The exact number is still elusive, but the studies define hundreds of cell types, including dozens that were previously unknown.
The work “provides a real blueprint for the diversity of cell types that exist in the brain,” says Tomasz Nowakowski, assistant professor of anatomy at the University of California, San Francisco, who was not involved in the studies. It solves what has “been a problem for over 100 years.”
Because of limitations in techniques, researchers have typically defined cell types by their function or shape, but the criteria used are inconsistent. In the new studies, by contrast, researchers used cutting-edge methods that enable them to sequence RNA from one cell at a time.
The findings may help scientists understand how brain cells are altered in conditions such as autism.
Both teams analyzed patterns of gene expression in hundreds of thousands of cells in the mouse brain. The data are available in two databases — DropViz and MouseBrain.org — that researchers can search by cell type or gene.
“These gene expression profiles of most cell types in the brain are extraordinarily valuable to neuroscientists,” says Jason Stein, assistant professor of genetics at the University of North Carolina at Chapel Hill, who was not involved in the studies. “They show us new, important and previously unknown components to the organ we study every day.”
One by one:
One team looked at 690,207 cells sampled from nine regions of an adult mouse brain. The other analyzed 492,949 cells in an adolescent mouse brain and parts of its peripheral nervous system. Both studies were published 9 August in Cell.
“Sequencing so many cells allows the identification of rare cell types, because you have to observe the cell type multiple times in order to be confident that it exists,” Stein says.
Each team used statistical methods to define categories of cells based on similarities in gene expression.
For example, one team, led by Steve McCarroll identified 11 basic cell groups, such as microglia, or neurons that release the chemical messenger glutamate. They then analyzed each group to find 565 distinct types of cells.
“What we know about cell types is really important foundational knowledge,” says McCarroll, professor of biomedical sciences and genetics at Harvard University. The findings “allow you to think about each cell population in the context of all other cell populations.”
The team found, for example, that the glutamatergic neurons are specialized to regions of the cortex more than any other type of neuron.
This finding “goes against the long-standing view that the cerebral cortex is a uniform sheet-like structure that is identical no matter where you look,” Nowakowski says.
Linnarsson’s team also discovered rare cell types in the membranes surrounding the brain or blood vessels. And they found diverse cell types in understudied brain regions, such as the dorsal midbrain, which helps orient the body in relation to visual and auditory signals.
“Since we did [our study] systematically, we found many obscure cell types that nobody has ever focused on before,” says Linnarsson, professor of molecular systems biology at the Karolinska Institute in Stockholm.

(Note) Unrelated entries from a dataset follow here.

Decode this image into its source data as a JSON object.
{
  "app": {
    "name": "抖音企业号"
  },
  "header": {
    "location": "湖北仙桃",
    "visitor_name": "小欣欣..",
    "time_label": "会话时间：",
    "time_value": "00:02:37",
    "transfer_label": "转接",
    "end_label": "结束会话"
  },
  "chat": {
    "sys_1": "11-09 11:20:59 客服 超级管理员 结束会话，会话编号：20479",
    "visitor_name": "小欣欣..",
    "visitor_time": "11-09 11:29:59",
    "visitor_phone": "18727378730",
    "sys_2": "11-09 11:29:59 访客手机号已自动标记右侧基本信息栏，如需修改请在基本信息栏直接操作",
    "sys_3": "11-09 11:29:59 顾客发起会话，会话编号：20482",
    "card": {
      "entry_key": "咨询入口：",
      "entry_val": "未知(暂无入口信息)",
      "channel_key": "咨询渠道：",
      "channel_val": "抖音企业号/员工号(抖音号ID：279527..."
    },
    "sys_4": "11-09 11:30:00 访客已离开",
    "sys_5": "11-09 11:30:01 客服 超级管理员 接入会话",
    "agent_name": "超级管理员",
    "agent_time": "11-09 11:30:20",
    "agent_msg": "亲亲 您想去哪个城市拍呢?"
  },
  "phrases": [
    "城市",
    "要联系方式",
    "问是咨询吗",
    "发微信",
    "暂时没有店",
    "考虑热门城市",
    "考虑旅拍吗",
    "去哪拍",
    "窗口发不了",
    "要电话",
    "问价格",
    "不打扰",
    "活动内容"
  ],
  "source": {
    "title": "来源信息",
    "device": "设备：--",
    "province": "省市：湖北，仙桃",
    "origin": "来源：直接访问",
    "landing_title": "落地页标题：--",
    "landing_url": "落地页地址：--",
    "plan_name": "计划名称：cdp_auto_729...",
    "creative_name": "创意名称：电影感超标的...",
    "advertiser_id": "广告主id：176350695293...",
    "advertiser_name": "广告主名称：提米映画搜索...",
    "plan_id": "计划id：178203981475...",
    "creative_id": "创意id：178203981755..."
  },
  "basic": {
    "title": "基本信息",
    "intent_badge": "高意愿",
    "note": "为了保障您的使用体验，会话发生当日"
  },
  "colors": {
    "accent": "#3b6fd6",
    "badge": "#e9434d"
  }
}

This cellular panorama of the brain may be especially valuable to autism researchers, who have tended to focus on specific regions, says Nowakowski.

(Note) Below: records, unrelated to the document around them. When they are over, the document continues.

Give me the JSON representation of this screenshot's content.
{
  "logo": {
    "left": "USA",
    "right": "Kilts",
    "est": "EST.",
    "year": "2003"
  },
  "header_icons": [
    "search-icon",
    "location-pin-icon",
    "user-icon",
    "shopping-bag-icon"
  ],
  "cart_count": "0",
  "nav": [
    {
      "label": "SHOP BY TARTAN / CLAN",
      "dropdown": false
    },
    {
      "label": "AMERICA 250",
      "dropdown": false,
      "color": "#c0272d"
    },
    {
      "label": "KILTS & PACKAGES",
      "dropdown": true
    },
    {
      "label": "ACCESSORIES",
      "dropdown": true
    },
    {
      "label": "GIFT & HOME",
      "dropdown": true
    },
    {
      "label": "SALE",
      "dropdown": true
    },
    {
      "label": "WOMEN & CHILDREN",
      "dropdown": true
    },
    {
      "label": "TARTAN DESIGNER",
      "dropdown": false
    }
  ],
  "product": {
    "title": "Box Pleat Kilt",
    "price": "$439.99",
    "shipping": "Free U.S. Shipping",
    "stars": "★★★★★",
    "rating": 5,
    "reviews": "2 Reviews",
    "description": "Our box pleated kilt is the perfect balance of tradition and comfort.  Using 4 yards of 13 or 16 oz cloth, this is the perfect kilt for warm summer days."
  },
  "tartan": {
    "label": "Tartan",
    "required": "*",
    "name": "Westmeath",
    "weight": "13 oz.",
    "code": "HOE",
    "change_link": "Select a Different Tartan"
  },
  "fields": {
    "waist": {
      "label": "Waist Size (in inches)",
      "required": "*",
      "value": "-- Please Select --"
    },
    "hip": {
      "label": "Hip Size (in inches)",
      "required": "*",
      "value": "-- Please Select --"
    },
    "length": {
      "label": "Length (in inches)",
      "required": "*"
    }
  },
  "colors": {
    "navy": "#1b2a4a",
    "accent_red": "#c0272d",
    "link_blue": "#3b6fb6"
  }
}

The databases might reveal, for example, that an autism gene is important in an unexpected region. Or they might help researchers analyze multiple autism genes at once to see whether they cluster in certain cell types. Researchers could also use the data as a reference against which to compare cells from autism mice or from individuals with the condition.
Both teams aim to analyze gene expression in brain cells at various developmental stages. They also plan to chart cell types in postmortem brain tissue.